I've felt this way about every Sam Altman piece that's been posted in the past week (and possibly every one I've ever read). And I feel guilty because PG speaks so highly of him. And then I feel guilty for feeling guilty.
don't feel guilty. I'm blogging to practice writing. It surprises me at least as much as you when articles like this do well on HN and makes me feel embarrassed I didn't make them better (there are some posts I work really hard on and hope people like, but this was not one of them)
If you're interested, you should read On Intelligence[1] by Jeff Hawkins (inventor of the Palm Pilot). In it, Hawkins presents a compelling theory of how the human brain works and how we can finally build intelligent machines. In fact, Andrew Ng's Deep Learning research is built on Hawkin's "one algorithm" hypothesis.
I think you are an excellent blogger and glad that you are posting to HN.
That said, I hope that you will think more critically and clearly before publishing vague, fuzzy, uninformed, and unlogical thoughts (not illogical, but unlogical) like the following:
>The biggest question for me is not about artificial intelligence, but instead about artificial consciousness, or creativity, or desire, or whatever you want to call it. I am quite confident that we’ll be able to make computer programs that perform specific complex tasks very well. But how do we make a computer program that decides what it wants to do? How do we make a computer decide to care on its own about learning to drive a car? Or write a novel?
Consciousness, creativity, and desire are all quite distinct things. It is very important for people who are attempting to approach the coming reality of artificial intelligence to be able to distinguish between different things like that.
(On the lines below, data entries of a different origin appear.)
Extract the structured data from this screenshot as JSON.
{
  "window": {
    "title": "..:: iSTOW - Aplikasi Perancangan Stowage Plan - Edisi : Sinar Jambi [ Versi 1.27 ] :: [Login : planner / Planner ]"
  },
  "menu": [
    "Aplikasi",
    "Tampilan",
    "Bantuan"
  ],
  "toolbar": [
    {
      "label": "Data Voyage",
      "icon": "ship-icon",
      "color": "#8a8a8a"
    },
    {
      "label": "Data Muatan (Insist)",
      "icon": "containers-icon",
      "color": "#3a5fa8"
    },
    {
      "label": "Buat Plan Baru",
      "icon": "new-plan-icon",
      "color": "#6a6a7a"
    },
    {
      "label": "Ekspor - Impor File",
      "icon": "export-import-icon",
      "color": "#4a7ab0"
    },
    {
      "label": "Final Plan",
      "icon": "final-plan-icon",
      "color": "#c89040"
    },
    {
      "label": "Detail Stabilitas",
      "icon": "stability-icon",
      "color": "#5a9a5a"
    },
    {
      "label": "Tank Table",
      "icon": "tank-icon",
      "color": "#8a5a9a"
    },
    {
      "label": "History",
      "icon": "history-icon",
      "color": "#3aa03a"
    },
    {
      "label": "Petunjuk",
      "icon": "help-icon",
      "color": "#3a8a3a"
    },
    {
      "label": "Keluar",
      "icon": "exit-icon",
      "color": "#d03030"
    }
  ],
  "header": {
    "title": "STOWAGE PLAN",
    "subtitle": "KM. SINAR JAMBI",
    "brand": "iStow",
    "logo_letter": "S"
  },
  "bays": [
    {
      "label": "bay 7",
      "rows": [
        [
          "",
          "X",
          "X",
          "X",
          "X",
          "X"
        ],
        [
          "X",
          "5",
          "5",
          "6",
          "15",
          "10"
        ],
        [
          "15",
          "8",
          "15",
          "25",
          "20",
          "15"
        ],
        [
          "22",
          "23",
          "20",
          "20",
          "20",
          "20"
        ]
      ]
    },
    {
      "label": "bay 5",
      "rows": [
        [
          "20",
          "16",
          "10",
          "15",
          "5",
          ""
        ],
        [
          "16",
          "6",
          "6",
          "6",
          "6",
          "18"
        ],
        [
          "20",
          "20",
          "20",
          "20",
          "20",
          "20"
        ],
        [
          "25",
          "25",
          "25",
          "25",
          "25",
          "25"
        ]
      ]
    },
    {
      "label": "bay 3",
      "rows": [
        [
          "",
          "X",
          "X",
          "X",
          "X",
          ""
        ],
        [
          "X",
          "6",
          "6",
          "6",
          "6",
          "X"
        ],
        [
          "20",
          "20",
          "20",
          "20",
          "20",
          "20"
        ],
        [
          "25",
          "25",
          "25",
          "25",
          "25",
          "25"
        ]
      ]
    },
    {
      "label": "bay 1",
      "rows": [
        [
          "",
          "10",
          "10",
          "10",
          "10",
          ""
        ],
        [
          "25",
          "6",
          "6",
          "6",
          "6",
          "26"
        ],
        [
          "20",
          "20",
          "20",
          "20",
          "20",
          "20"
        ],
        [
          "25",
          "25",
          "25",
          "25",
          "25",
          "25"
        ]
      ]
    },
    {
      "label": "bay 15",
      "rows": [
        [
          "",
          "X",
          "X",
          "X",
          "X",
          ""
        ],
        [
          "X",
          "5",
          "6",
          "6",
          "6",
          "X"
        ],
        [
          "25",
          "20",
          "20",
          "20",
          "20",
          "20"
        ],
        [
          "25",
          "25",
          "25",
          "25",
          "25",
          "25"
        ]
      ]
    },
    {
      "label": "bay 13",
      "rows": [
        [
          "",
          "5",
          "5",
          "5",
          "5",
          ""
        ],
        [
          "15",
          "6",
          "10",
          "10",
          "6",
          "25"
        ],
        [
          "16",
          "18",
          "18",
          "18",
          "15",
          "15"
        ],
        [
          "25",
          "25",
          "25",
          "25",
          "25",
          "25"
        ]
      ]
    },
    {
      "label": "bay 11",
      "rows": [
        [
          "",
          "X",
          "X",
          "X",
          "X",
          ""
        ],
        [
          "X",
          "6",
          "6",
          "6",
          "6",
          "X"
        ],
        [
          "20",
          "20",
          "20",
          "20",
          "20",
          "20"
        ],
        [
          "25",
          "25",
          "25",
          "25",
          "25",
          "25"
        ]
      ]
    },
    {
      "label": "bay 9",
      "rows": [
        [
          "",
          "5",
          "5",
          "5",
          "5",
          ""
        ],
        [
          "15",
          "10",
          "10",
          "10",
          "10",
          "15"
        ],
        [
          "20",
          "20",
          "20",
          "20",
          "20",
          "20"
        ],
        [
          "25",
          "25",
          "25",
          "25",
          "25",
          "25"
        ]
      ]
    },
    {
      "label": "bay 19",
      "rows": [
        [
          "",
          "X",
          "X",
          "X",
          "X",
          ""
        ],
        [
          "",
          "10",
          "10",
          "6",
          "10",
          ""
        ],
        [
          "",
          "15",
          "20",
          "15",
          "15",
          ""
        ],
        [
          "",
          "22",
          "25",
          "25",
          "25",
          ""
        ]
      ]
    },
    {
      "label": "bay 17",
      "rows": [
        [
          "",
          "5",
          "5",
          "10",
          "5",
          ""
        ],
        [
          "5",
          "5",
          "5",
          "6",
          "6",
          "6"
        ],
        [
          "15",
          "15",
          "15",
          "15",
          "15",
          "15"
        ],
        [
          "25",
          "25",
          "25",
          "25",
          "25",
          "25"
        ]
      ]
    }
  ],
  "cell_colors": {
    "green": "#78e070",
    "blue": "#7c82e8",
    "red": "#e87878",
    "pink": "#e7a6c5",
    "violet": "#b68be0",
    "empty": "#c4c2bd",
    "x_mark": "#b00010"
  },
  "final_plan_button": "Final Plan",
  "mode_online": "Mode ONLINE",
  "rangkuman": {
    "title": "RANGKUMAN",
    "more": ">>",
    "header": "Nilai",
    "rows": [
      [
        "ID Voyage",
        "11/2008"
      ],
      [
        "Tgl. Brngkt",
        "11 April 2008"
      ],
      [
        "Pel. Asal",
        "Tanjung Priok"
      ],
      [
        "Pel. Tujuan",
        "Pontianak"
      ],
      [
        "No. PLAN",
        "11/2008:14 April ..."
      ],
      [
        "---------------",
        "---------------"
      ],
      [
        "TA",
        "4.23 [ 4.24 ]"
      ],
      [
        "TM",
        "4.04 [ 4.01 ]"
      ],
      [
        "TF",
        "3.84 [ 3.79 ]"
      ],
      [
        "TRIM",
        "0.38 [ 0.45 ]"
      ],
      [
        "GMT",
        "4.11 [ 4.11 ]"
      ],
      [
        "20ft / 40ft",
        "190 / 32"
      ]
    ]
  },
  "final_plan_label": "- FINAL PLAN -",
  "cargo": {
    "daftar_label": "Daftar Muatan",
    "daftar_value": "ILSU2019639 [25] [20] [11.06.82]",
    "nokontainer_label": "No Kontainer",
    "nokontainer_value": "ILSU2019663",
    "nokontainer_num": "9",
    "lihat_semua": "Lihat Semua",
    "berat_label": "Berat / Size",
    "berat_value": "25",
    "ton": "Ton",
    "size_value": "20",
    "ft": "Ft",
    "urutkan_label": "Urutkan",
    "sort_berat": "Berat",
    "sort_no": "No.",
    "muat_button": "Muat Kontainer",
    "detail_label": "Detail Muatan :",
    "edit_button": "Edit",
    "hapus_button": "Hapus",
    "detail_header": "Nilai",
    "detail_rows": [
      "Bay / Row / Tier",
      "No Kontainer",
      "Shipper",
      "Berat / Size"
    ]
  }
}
There have been computer programs that decide what they want to do for decades. Perhaps you were thinking of a specific human-like type of decision process, but if so, you must say so and reason that way. Otherwise you are just conveying some fuzzy thoughts. And the problem is that you are doing so in the context of real scientific undertakings with results directly applicable to your thoughts.
A computer deciding what to care about or learn or what behavior to engage in "on its own" is related to the previous topic you mention, and in and of itself, does not require artificial general intelligence.
How do we make a computer program write a novel? I think that is a good question and an effective answer to it I believe _might_ be in the category of 'real' artificial general intelligence. However, I think that it will probably soon be possible to create 'narrow' AIs that can generate novels without being generally intelligent. http://www.nytimes.com/2011/09/11/business/computer-generate...
Artificial general intelligence is not coming in the next, say, 30 years. And I am a big fan. A quick analogy: note that we can't even build an ant. It will take decades after that accomplishment to build a human level intelligence.